For example, for using the CMake toolchain this should be declared in the recipe:

generators = "CMakeToolchain"

Note

At the moment (Conan 1.32), the available built-in toolchains are CMakeToolchain, MSBuildToolchain and MesonToolchain.

But in the more general case, and if it needs any specific configuration beyond the default one:

from conan.tools.cmake import CMakeToolchain

def generate(self):
    tc = CMakeToolchain(self)
    # customize toolchain "tc"
    tc.generate()

It is possible to use the generate() method to create your own files, which will typically be deduced from the current configuration of self.settings and self.options.

from conans.tools import save

def generate(self):
    # Based on the self.settings, self.options, the user
    # can generate their own files:
    save("mytoolchain.tool", "my own toolchain contents, deduced from the settings and options")
    # The "mytoolchain.tool" file can be used by the build system to
    # define the build

And as usual, you can create your own toolchain helpers, put them in a python_requires package and reuse them in all your recipes.

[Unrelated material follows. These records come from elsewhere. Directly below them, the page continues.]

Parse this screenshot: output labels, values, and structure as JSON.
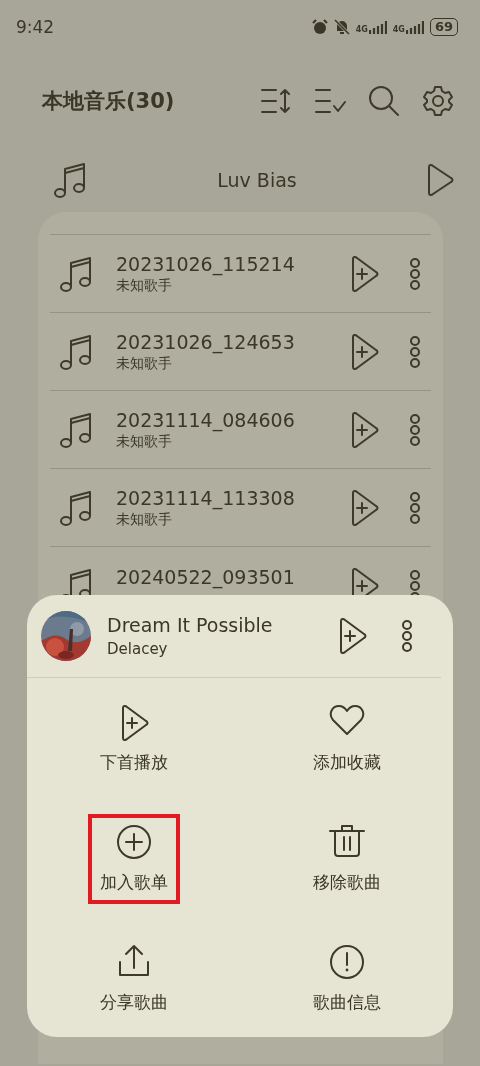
{
  "status_bar": {
    "time": "9:42",
    "networks": [
      "4G",
      "4G"
    ],
    "battery": "69"
  },
  "header": {
    "title": "本地音乐(30)"
  },
  "now_playing": {
    "title": "Luv Bias"
  },
  "songs": [
    {
      "title": "20231026_115214",
      "artist": "未知歌手"
    },
    {
      "title": "20231026_124653",
      "artist": "未知歌手"
    },
    {
      "title": "20231114_084606",
      "artist": "未知歌手"
    },
    {
      "title": "20231114_113308",
      "artist": "未知歌手"
    },
    {
      "title": "20240522_093501"
    }
  ],
  "sheet": {
    "title": "Dream It Possible",
    "artist": "Delacey",
    "actions": [
      {
        "kind": "play-next",
        "label": "下首播放",
        "highlighted": false
      },
      {
        "kind": "favorite",
        "label": "添加收藏",
        "highlighted": false
      },
      {
        "kind": "add-playlist",
        "label": "加入歌单",
        "highlighted": true
      },
      {
        "kind": "remove",
        "label": "移除歌曲",
        "highlighted": false
      },
      {
        "kind": "share",
        "label": "分享歌曲",
        "highlighted": false
      },
      {
        "kind": "info",
        "label": "歌曲信息",
        "highlighted": false
      }
    ]
  }
}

Toolchains have some important advantages:

  • They execute at conan install time. They generate files, not command line arguments, providing better reproducibility and debugging of builds.

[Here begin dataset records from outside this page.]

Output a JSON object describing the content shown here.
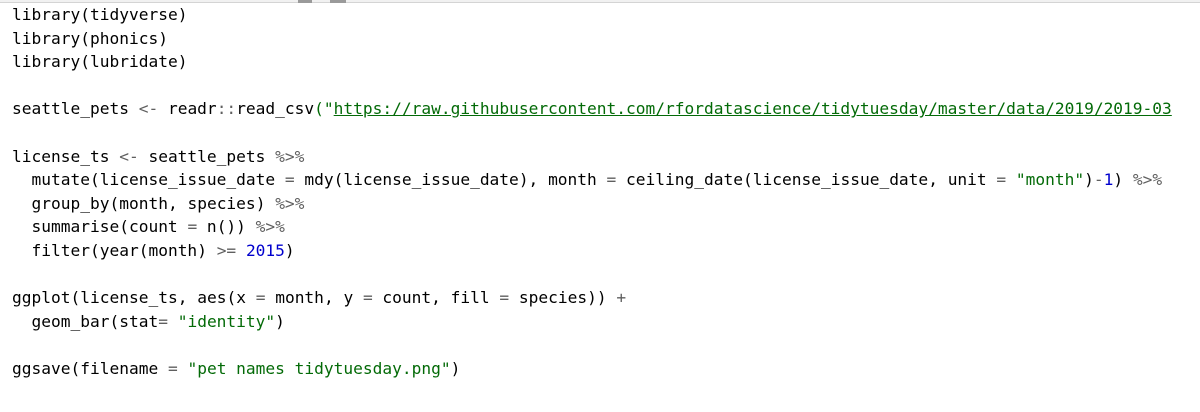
{
  "editor": {
    "language": "R",
    "colors": {
      "background": "#ffffff",
      "default": "#000000",
      "operator": "#5f5f5f",
      "string": "#036a07",
      "number": "#0000cd"
    },
    "lines": [
      [
        {
          "t": "library",
          "k": "fn"
        },
        {
          "t": "(",
          "k": "plain"
        },
        {
          "t": "tidyverse",
          "k": "id"
        },
        {
          "t": ")",
          "k": "plain"
        }
      ],
      [
        {
          "t": "library",
          "k": "fn"
        },
        {
          "t": "(",
          "k": "plain"
        },
        {
          "t": "phonics",
          "k": "id"
        },
        {
          "t": ")",
          "k": "plain"
        }
      ],
      [
        {
          "t": "library",
          "k": "fn"
        },
        {
          "t": "(",
          "k": "plain"
        },
        {
          "t": "lubridate",
          "k": "id"
        },
        {
          "t": ")",
          "k": "plain"
        }
      ],
      [],
      [
        {
          "t": "seattle_pets ",
          "k": "id"
        },
        {
          "t": "<-",
          "k": "op"
        },
        {
          "t": " readr",
          "k": "id"
        },
        {
          "t": "::",
          "k": "op"
        },
        {
          "t": "read_csv",
          "k": "fn"
        },
        {
          "t": "(\"",
          "k": "str"
        },
        {
          "t": "https://raw.githubusercontent.com/rfordatascience/tidytuesday/master/data/2019/2019-03",
          "k": "url"
        }
      ],
      [],
      [
        {
          "t": "license_ts ",
          "k": "id"
        },
        {
          "t": "<-",
          "k": "op"
        },
        {
          "t": " seattle_pets ",
          "k": "id"
        },
        {
          "t": "%>%",
          "k": "op"
        }
      ],
      [
        {
          "t": "  mutate",
          "k": "fn"
        },
        {
          "t": "(",
          "k": "plain"
        },
        {
          "t": "license_issue_date ",
          "k": "id"
        },
        {
          "t": "=",
          "k": "op"
        },
        {
          "t": " mdy",
          "k": "fn"
        },
        {
          "t": "(",
          "k": "plain"
        },
        {
          "t": "license_issue_date",
          "k": "id"
        },
        {
          "t": "), ",
          "k": "plain"
        },
        {
          "t": "month ",
          "k": "id"
        },
        {
          "t": "=",
          "k": "op"
        },
        {
          "t": " ceiling_date",
          "k": "fn"
        },
        {
          "t": "(",
          "k": "plain"
        },
        {
          "t": "license_issue_date",
          "k": "id"
        },
        {
          "t": ", ",
          "k": "plain"
        },
        {
          "t": "unit ",
          "k": "id"
        },
        {
          "t": "=",
          "k": "op"
        },
        {
          "t": " ",
          "k": "plain"
        },
        {
          "t": "\"month\"",
          "k": "str"
        },
        {
          "t": ")",
          "k": "plain"
        },
        {
          "t": "-",
          "k": "op"
        },
        {
          "t": "1",
          "k": "num"
        },
        {
          "t": ") ",
          "k": "plain"
        },
        {
          "t": "%>%",
          "k": "op"
        }
      ],
      [
        {
          "t": "  group_by",
          "k": "fn"
        },
        {
          "t": "(",
          "k": "plain"
        },
        {
          "t": "month",
          "k": "id"
        },
        {
          "t": ", ",
          "k": "plain"
        },
        {
          "t": "species",
          "k": "id"
        },
        {
          "t": ") ",
          "k": "plain"
        },
        {
          "t": "%>%",
          "k": "op"
        }
      ],
      [
        {
          "t": "  summarise",
          "k": "fn"
        },
        {
          "t": "(",
          "k": "plain"
        },
        {
          "t": "count ",
          "k": "id"
        },
        {
          "t": "=",
          "k": "op"
        },
        {
          "t": " n",
          "k": "fn"
        },
        {
          "t": "()) ",
          "k": "plain"
        },
        {
          "t": "%>%",
          "k": "op"
        }
      ],
      [
        {
          "t": "  filter",
          "k": "fn"
        },
        {
          "t": "(",
          "k": "plain"
        },
        {
          "t": "year",
          "k": "fn"
        },
        {
          "t": "(",
          "k": "plain"
        },
        {
          "t": "month",
          "k": "id"
        },
        {
          "t": ") ",
          "k": "plain"
        },
        {
          "t": ">=",
          "k": "op"
        },
        {
          "t": " ",
          "k": "plain"
        },
        {
          "t": "2015",
          "k": "num"
        },
        {
          "t": ")",
          "k": "plain"
        }
      ],
      [],
      [
        {
          "t": "ggplot",
          "k": "fn"
        },
        {
          "t": "(",
          "k": "plain"
        },
        {
          "t": "license_ts",
          "k": "id"
        },
        {
          "t": ", ",
          "k": "plain"
        },
        {
          "t": "aes",
          "k": "fn"
        },
        {
          "t": "(",
          "k": "plain"
        },
        {
          "t": "x ",
          "k": "id"
        },
        {
          "t": "=",
          "k": "op"
        },
        {
          "t": " month",
          "k": "id"
        },
        {
          "t": ", ",
          "k": "plain"
        },
        {
          "t": "y ",
          "k": "id"
        },
        {
          "t": "=",
          "k": "op"
        },
        {
          "t": " count",
          "k": "id"
        },
        {
          "t": ", ",
          "k": "plain"
        },
        {
          "t": "fill ",
          "k": "id"
        },
        {
          "t": "=",
          "k": "op"
        },
        {
          "t": " species",
          "k": "id"
        },
        {
          "t": ")) ",
          "k": "plain"
        },
        {
          "t": "+",
          "k": "op"
        }
      ],
      [
        {
          "t": "  geom_bar",
          "k": "fn"
        },
        {
          "t": "(",
          "k": "plain"
        },
        {
          "t": "stat",
          "k": "id"
        },
        {
          "t": "=",
          "k": "op"
        },
        {
          "t": " ",
          "k": "plain"
        },
        {
          "t": "\"identity\"",
          "k": "str"
        },
        {
          "t": ")",
          "k": "plain"
        }
      ],
      [],
      [
        {
          "t": "ggsave",
          "k": "fn"
        },
        {
          "t": "(",
          "k": "plain"
        },
        {
          "t": "filename ",
          "k": "id"
        },
        {
          "t": "=",
          "k": "op"
        },
        {
          "t": " ",
          "k": "plain"
        },
        {
          "t": "\"pet names tidytuesday.png\"",
          "k": "str"
        },
        {
          "t": ")",
          "k": "plain"
        }
      ]
    ]
  }
}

  • They provide a better developer experience. The command line used by developers locally, like cmake ... will achieve the same build, with the same flags, as the conan build or the build that is done in the cache with a conan create.

  • They are more extensible and configurable.

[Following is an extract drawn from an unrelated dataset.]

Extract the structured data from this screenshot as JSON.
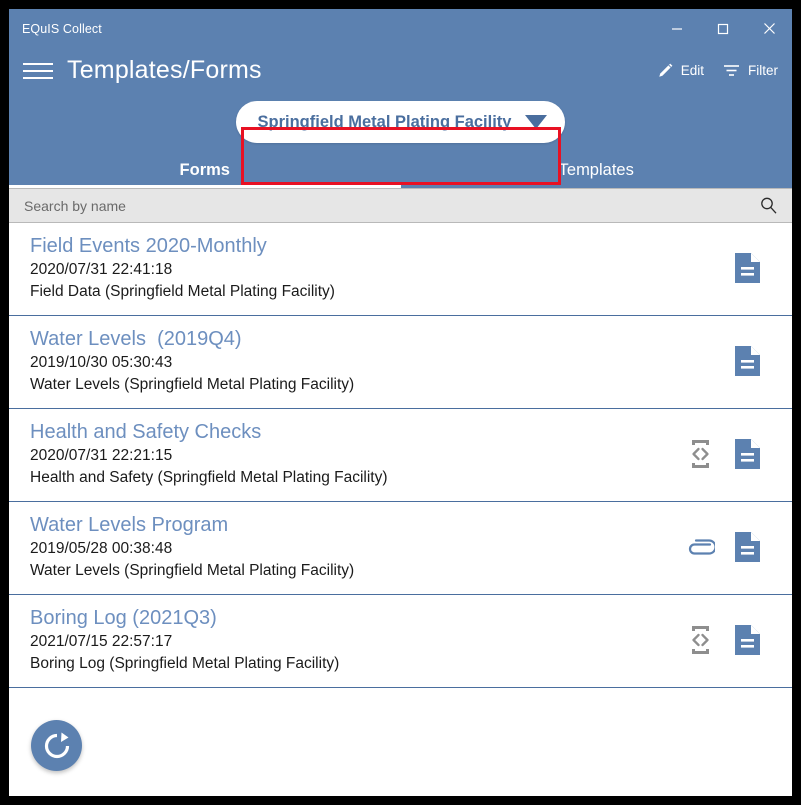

The toolchains implement most of the build system logic, leaving the build helpers, like CMake(), doing less work, and acting basically as a high level wrapper of the build system. Many of the existing arguments, attributes or methods of those build helpers will not be available. Check the documentation of each toolchain to check the associated build helper available functionality.

from conan.tools.cmake import CMakeToolchain, CMake

def generate(self):
    tc = CMakeToolchain(self)
    # customize toolchain "tc"
    tc.generate()

def build(self):
    # NOTE: This is a simplified helper
    # Not all arguments attributes and methods might be available
    cmake = CMake(self)

To learn more about existing built-in toolchains, read the reference in tools.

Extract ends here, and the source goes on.